There’s even more. So much more.
- Trump slow-walked implementation of silica and beryllium exposure safeguards intended to save workers’ lives and delayed a rule requiring mine operators to identify potential hazards before workers begin their shifts.
- He helped thwart an attempt to extend overtime pay to 4 million workers.
- Trump blocked a rule that would have made it harder for corporations that violate labor laws to get federal contracts.
- Trump lifted not one finger to help those crushed by a starvation $7.25 minimum wage not raised in a decade.
And then there are his labor secretary choices. First he wanted Andy Puzder, CEO of the restaurant corporation that owns Hardee’s and Carl’s Jr., an opponent of raising the minimum wage who said he preferred machines to humans. Puzder withdrew, and Alexander Acosta took over until he was forced to resign last month as a result of the unconscionable plea deal he gave an accused molester a decade ago when Acosta was a federal prosecutor.
Now the interim secretary is Patrick Pizzella, who lobbied for years to prevent Congress from extending minimum wage requirements to the Northern Mariana Islands, a commonwealth of the United States, where workers were paid as little as $1 an hour but the corporate bosses got to mark the merchandise produced there as Made in America. I guess that’s how you Make America Great Again, huh?
Now, Trump has picked Scalia, son of the late, anti-worker Supreme Court justice. This is the guy who killed a proposed ergonomics rule to protect workers against injures from repetitive motions, denigrating the research as “junk science” and “quackery.”
This is the guy who argued that the Occupational Safety and Health Administration (OSHA), an agency of the Labor Department, had no authority to regulate worker safety at SeaWorld after a 12,300-pound orca that had killed twice before attacked and drowned a trainer in front of hundreds of horrified children.
This is the guy who stopped the fiduciary rule that would have required brokers to act in clients’ best interest rather than brokers’ personal financial benefit by forbidding brokers from recommending investments that paid brokers big commissions but provided clients with low returns. This corrupt practice costs workers and retirees about $17 billion a year.
This is the guy who persuaded an appeals court to force card dealers in Las Vegas to split the tips they earn with their supervisors.

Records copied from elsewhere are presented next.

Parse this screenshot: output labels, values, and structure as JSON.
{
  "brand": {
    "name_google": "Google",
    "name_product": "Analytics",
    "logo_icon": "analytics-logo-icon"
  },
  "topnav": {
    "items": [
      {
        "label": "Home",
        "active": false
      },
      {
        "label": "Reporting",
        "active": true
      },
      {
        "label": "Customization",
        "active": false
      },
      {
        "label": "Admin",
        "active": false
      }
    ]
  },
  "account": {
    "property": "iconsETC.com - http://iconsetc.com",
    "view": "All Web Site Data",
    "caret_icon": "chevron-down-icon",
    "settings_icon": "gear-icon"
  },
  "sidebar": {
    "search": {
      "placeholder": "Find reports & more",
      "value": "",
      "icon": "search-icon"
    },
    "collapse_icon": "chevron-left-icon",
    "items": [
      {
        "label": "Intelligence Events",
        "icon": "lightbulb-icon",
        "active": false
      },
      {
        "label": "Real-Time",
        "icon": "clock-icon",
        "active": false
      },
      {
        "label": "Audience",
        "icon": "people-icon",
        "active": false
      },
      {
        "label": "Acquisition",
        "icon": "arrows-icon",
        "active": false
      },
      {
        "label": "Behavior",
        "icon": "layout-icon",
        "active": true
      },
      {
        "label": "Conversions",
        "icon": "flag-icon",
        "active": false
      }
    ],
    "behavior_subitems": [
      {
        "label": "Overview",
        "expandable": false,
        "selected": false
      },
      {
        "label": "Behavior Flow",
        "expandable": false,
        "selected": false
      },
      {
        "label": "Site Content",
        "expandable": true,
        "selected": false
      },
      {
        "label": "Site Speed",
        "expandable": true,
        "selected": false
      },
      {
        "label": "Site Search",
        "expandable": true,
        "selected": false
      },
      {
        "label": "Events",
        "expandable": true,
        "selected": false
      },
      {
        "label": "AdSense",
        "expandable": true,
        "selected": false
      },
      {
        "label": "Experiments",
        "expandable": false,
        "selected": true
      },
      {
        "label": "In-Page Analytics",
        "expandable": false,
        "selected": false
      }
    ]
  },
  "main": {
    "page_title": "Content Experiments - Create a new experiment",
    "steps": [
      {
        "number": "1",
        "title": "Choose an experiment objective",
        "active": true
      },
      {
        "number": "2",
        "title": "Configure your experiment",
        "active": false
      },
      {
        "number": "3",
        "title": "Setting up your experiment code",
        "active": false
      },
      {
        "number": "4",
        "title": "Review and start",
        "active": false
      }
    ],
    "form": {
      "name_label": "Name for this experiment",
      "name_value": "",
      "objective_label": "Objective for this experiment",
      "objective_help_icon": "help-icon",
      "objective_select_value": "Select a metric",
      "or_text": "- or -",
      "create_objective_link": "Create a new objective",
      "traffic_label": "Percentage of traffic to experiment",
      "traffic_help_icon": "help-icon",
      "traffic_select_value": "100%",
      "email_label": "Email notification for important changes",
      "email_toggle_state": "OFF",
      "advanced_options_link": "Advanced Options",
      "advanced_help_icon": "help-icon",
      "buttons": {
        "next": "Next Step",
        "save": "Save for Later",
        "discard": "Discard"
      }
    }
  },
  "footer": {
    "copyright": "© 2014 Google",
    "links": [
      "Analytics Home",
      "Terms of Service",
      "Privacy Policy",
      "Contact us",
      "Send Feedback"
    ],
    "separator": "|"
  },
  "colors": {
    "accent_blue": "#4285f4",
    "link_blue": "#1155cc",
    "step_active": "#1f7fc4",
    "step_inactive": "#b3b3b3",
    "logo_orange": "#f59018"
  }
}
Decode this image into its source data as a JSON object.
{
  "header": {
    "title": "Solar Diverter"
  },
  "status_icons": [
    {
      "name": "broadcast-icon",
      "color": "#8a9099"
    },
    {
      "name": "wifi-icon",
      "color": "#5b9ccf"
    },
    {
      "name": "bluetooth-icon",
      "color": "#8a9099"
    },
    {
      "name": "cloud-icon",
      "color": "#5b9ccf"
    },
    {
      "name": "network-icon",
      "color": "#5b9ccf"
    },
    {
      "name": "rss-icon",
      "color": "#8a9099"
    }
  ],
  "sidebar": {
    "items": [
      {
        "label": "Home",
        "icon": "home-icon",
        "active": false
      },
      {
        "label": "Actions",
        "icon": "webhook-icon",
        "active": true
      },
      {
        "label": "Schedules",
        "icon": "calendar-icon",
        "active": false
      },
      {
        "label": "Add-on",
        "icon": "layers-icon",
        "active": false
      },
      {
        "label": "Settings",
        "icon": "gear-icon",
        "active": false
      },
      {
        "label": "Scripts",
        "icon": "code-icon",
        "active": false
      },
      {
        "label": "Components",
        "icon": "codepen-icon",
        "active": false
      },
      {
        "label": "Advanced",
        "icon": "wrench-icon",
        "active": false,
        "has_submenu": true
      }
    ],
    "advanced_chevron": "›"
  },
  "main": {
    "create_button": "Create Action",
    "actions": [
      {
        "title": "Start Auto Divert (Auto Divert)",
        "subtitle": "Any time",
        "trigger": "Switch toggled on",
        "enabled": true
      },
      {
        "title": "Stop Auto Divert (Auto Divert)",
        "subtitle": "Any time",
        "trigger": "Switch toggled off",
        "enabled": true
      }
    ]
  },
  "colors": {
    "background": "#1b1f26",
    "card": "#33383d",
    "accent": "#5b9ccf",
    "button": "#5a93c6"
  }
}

This guy is among the lawyers representing a petroleum producers’ trade association that is suing to overturn a California regulation calling for worker participation to improve refinery safety. The state passed the legislation after a refinery fire in Richmond, Calif., sent 15,000 nearby residents to hospitals and doctor’s offices for treatment, mostly for breathing problems. The lawsuit was filed in July, just days before an explosion and fire at an ExxonMobil refinery in Texas that injured 37 people.
Scalia is a corporate shill. And he’d be reporting to Trump, whose slavish support of corporate bosses over working Americans has revealed he’s nothing more than a poser in a red MAGA baseball cap.